- Title card
- Genre: Reality competition
- Presented by: Paolo Contis; Mikee Cojuangco-Jaworski; Jillian Ward; Dimples Romana; Matteo Guidicelli; Xian Lim;
- Country of origin: Philippines
- Original language: Tagalog
- No. of seasons: 4
- No. of episodes: 29

Production
- Executive producer: Wilma Galvante
- Camera setup: Multiple-camera setup
- Running time: 30 minutes
- Production company: Wyeth Philippines

Original release
- Network: GMA Network (June 12, 2011 – July 31, 2011); ABS-CBN (June 23, 2012 – August 9, 2014);
- Release: June 12, 2011 – August 9, 2014

= I-Shine Talent Camp =

Philippine television reality show

i-Shine Talent Camp is a Philippine television reality competition show broadcast by GMA Network and ABS-CBN. It premiered on June 12, 2011. The show concluded on August 9, 2014, with a total of four seasons and 29 episodes.

==Premise==
The shows features kids ages from four to seven years old.

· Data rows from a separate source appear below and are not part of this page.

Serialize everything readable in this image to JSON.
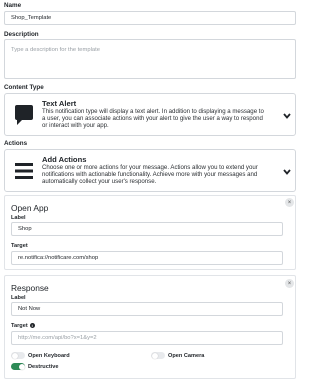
{
  "form": {
    "name_label": "Name",
    "name_value": "Shop_Template",
    "description_label": "Description",
    "description_placeholder": "Type a description for the template",
    "content_type_label": "Content Type",
    "content_type": {
      "title": "Text Alert",
      "description": "This notification type will display a text alert. In addition to displaying a message to a user, you can associate actions with your alert to give the user a way to respond or interact with your app.",
      "icon": "speech-bubble-icon"
    },
    "actions_label": "Actions",
    "actions": {
      "title": "Add Actions",
      "description": "Choose one or more actions for your message. Actions allow you to extend your notifications with actionable functionality. Achieve more with your messages and automatically collect your user's response.",
      "icon": "hamburger-menu-icon"
    }
  },
  "open_app": {
    "title": "Open App",
    "label_label": "Label",
    "label_value": "Shop",
    "target_label": "Target",
    "target_value": "re.notifica://notificare.com/shop",
    "close": "×"
  },
  "response": {
    "title": "Response",
    "label_label": "Label",
    "label_value": "Not Now",
    "target_label": "Target",
    "target_placeholder": "http://me.com/api/bo?x=1&y=2",
    "info": "i",
    "close": "×",
    "toggles": [
      {
        "label": "Open Keyboard",
        "on": false
      },
      {
        "label": "Open Camera",
        "on": false
      },
      {
        "label": "Destructive",
        "on": true
      }
    ]
  },
  "colors": {
    "toggle_on": "#2e8b57",
    "border": "#d3d7dc"
  }
}
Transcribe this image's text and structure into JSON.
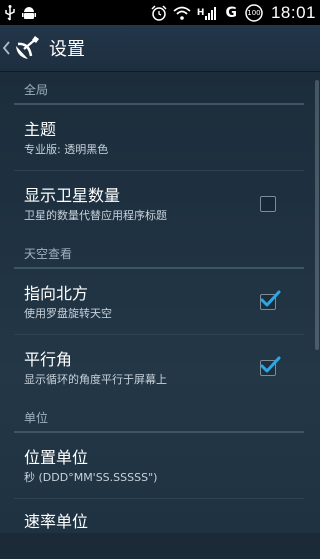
{
  "status_bar": {
    "time": "18:01",
    "battery": "100",
    "network_label": "G",
    "signal_badge": "H"
  },
  "action_bar": {
    "title": "设置"
  },
  "sections": [
    {
      "header": "全局",
      "items": [
        {
          "title": "主题",
          "summary": "专业版: 透明黑色",
          "checkbox": null
        },
        {
          "title": "显示卫星数量",
          "summary": "卫星的数量代替应用程序标题",
          "checkbox": false
        }
      ]
    },
    {
      "header": "天空查看",
      "items": [
        {
          "title": "指向北方",
          "summary": "使用罗盘旋转天空",
          "checkbox": true
        },
        {
          "title": "平行角",
          "summary": "显示循环的角度平行于屏幕上",
          "checkbox": true
        }
      ]
    },
    {
      "header": "单位",
      "items": [
        {
          "title": "位置单位",
          "summary": "秒 (DDD°MM'SS.SSSSS\")",
          "checkbox": null
        },
        {
          "title": "速率单位",
          "summary": "",
          "checkbox": null
        }
      ]
    }
  ],
  "colors": {
    "background": "#1e3040",
    "accent_check": "#2aa8e6",
    "section_text": "#9fb2c0"
  }
}
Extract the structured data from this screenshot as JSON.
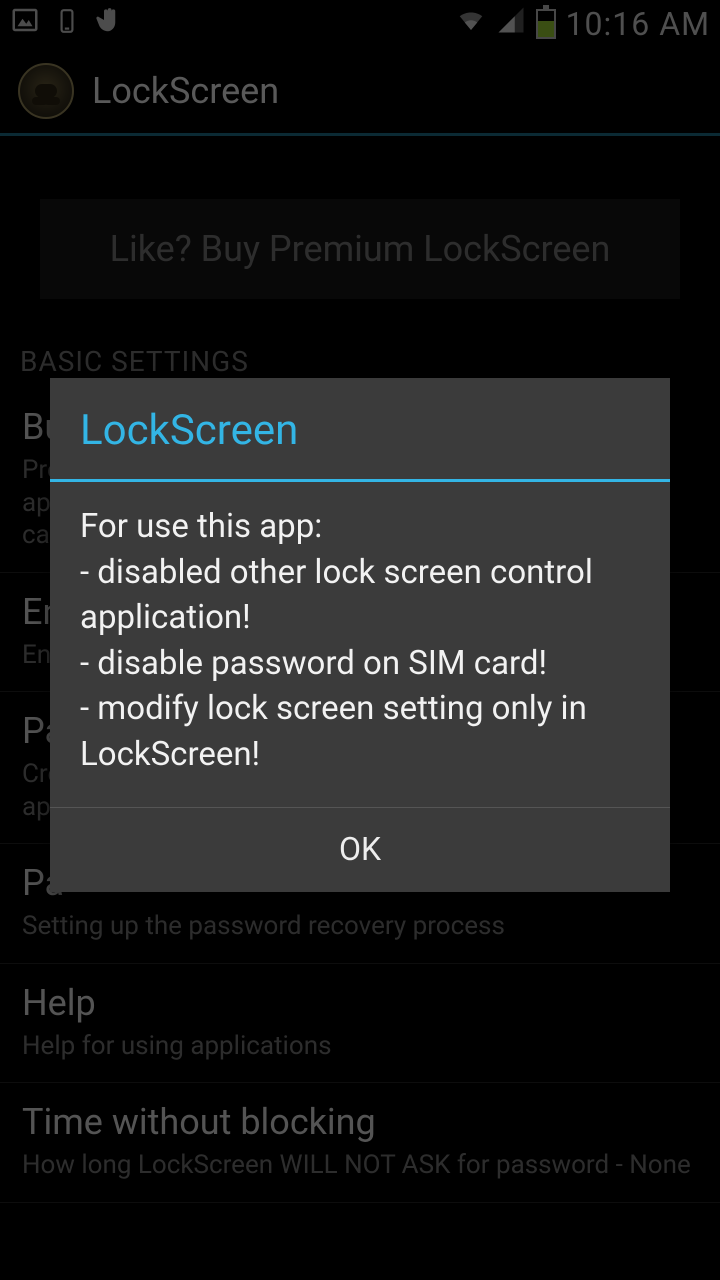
{
  "status": {
    "time": "10:16 AM"
  },
  "actionbar": {
    "title": "LockScreen"
  },
  "promo": {
    "text": "Like? Buy Premium LockScreen"
  },
  "section_header": "BASIC SETTINGS",
  "prefs": [
    {
      "title": "Bu",
      "summary": "Pre\nap\nca"
    },
    {
      "title": "En",
      "summary": "En"
    },
    {
      "title": "Pa",
      "summary": "Cre\nap"
    },
    {
      "title": "Pa",
      "summary": "Setting up the password recovery process"
    },
    {
      "title": "Help",
      "summary": "Help for using applications"
    },
    {
      "title": "Time without blocking",
      "summary": "How long LockScreen WILL NOT ASK for password - None"
    }
  ],
  "dialog": {
    "title": "LockScreen",
    "body": "For use this app:\n- disabled other lock screen control application!\n- disable password on SIM card!\n- modify lock screen setting only in LockScreen!",
    "ok": "OK"
  }
}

For seasons 2 to 4, the prizes were Php 500,000 and a contract with Star Magic. While Php 200,000 and a contract with GMA Artist Center in the first season.

==Hosts==

- Dimples Romana (ABS-CBN)
- Karylle (ABS-CBN)
- Xian Lim (ABS-CBN)
- Matteo Guidicelli (ABS-CBN)
- Paolo Contis (GMA Network)
- Mikee Cojuangco-Jaworski (GMA Network)
- Jillian Ward (GMA Network)

==Ratings==
According to AGB Nielsen Philippines' Mega Manila household television ratings, the pilot episode of i-Shine Talent Camp earned an 8.8% rating. The final episode broadcast by GMA Network scored an 11.4% rating.